Biomecânica da Córnea

Biomecânica corneana é um conceito que abrange as propriedades mecânicas da córnea. A córnea é um “corpo viscoelástico” que possui propriedades elásticas e viscosas, e seu comportamento de deformação e recuperação sob forças externas caracteriza sua função.

“Elasticidade” é a propriedade de um sólido deformado por pressão retornar à sua forma original. “Viscosidade” representa o grau de viscosidade de um líquido. A maioria dos tecidos vivos são corpos viscoelásticos, e a córnea é um deles.
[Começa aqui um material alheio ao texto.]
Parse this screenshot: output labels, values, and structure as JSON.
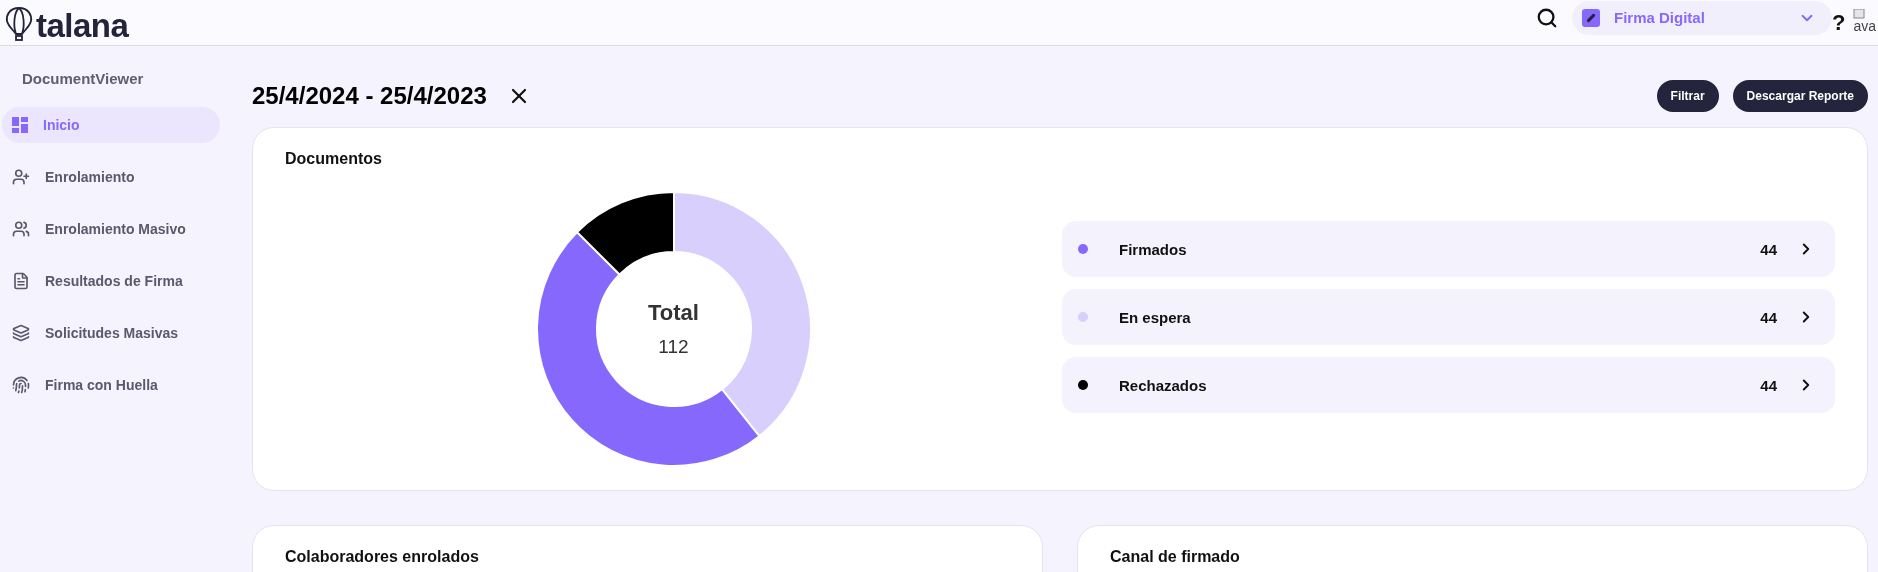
{
  "header": {
    "logo": "talana",
    "product_selector": {
      "label": "Firma Digital"
    },
    "help": "?",
    "avatar_alt": "ava"
  },
  "sidebar": {
    "title": "DocumentViewer",
    "items": [
      {
        "label": "Inicio",
        "kind": "dashboard",
        "selected": true
      },
      {
        "label": "Enrolamiento",
        "kind": "user-add",
        "selected": false
      },
      {
        "label": "Enrolamiento Masivo",
        "kind": "group-add",
        "selected": false
      },
      {
        "label": "Resultados de Firma",
        "kind": "document",
        "selected": false
      },
      {
        "label": "Solicitudes Masivas",
        "kind": "layers",
        "selected": false
      },
      {
        "label": "Firma con Huella",
        "kind": "fingerprint",
        "selected": false
      }
    ]
  },
  "page": {
    "date_range": "25/4/2024 - 25/4/2023",
    "buttons": [
      "Filtrar",
      "Descargar Reporte"
    ]
  },
  "documents_card": {
    "title": "Documentos",
    "center_label": "Total",
    "center_value": "112",
    "chart_data": {
      "type": "donut",
      "values": [
        39.3,
        48.2,
        12.5
      ],
      "colors": [
        "#d8cffd",
        "#8768fd",
        "#000000"
      ]
    },
    "legend": [
      {
        "label": "Firmados",
        "value": "44",
        "color": "#8768fd"
      },
      {
        "label": "En espera",
        "value": "44",
        "color": "#d8cffd"
      },
      {
        "label": "Rechazados",
        "value": "44",
        "color": "#000000"
      }
    ]
  },
  "bottom_cards": [
    {
      "title": "Colaboradores enrolados"
    },
    {
      "title": "Canal de firmado"
    }
  ]
}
Quando a pressão é aplicada à córnea, ela se deforma e, quando a pressão é liberada, tenta retornar à sua forma original. Nesse processo, a trajetória durante a aplicação e liberação da pressão não coincide. Esse fenômeno é chamado de fenômeno de histerese. A histerese é um indicador da energia dissipada durante os processos de deformação e recuperação, refletindo as propriedades mecânicas da córnea1).

O módulo de elasticidade (módulo de Young) da córnea foi relatado em uma ampla faixa de 0,1 a 57 MPa, dependendo das condições e métodos de medição in vitro1). Quanto maior o módulo de Young, mais rígido é o tecido e menos deformável.

A biomecânica corneana está se tornando cada vez mais importante nas seguintes situações clínicas:

  • Detecção precoce do ceratocone: Alterações biomecânicas ocorrem antes das alterações morfológicas5)
  • Avaliação de segurança da cirurgia refrativa: Usada para prever o risco de ectasia corneana pós-operatória7)
  • Correção da medição da pressão intraocular: As propriedades físicas da córnea afetam as medições do tonômetro de aplanação5)

Atualmente, existem apenas dois dispositivos que podem avaliar quantitativamente a biomecânica da córnea in vivo: o Ocular Response Analyzer (ORA) e o Corvis ST. O conceito de biomecânica da córnea ainda é novo, e a interpretação dos resultados das medições ainda requer pesquisas futuras.

Q O que é histerese corneana?
A

A histerese corneana (CH) é um parâmetro medido como a diferença entre a pressão de aplanação durante a pressurização e a despressurização (P1 − P2) quando a córnea é deformada por um jato de ar. Reflete as propriedades viscoelásticas da córnea, especialmente sua capacidade de absorção e dissipação de energia. A CH é baixa no ceratocone; consulte a seção “Significância Clínica e Aplicações” para detalhes.

A biomecânica da córnea é influenciada por muitos fatores 1). Abaixo está um resumo dos fatores clinicamente importantes.

A rigidez da córnea aumenta significativamente com a idade 1). O principal motivo é o aumento natural das ligações cruzadas de colágeno e a modificação das fibras devido à glicação.

Tahsini et al. (2025) analisaram mapas do Índice de Tensão-Deformação (SSI) em 72 indivíduos saudáveis e mostraram que o SSI aumentou significativamente de 0,938 ± 0,067 no grupo de 20-50 anos para 1,143 ± 0,064 no grupo de 50-80 anos (Pearson r = 0,92, p < 0,001) 3). A taxa de endurecimento varia conforme a localização, progredindo mais rapidamente em áreas originalmente mais rígidas.

A CCT correlaciona-se positivamente com CH e CRF 1). Quanto mais espessa a córnea, maiores esses valores. Também afeta a medição da pressão intraocular, onde córneas mais espessas tendem a superestimar a pressão intraocular.

A relação entre a pressão intraocular (PIO) e a biomecânica da córnea é complexa 1). O aumento da PIO reduz os valores de CH, mas isso se deve em parte às características do sistema de medição, não a uma verdadeira alteração nas propriedades da córnea. Em pacientes com glaucoma, CH baixo foi relatado como fator de risco para progressão do campo visual.

O estrogênio afeta as ligações cruzadas de colágeno e reduz a rigidez da córnea 1). A CH flutua durante o ciclo menstrual e a gravidez. A cirurgia refrativa durante a gravidez deve ser evitada.

No edema corneano, a rigidez diminui com o aumento do teor de água1). A manutenção do teor de água normal (cerca de 78%) contribui para a estabilidade mecânica.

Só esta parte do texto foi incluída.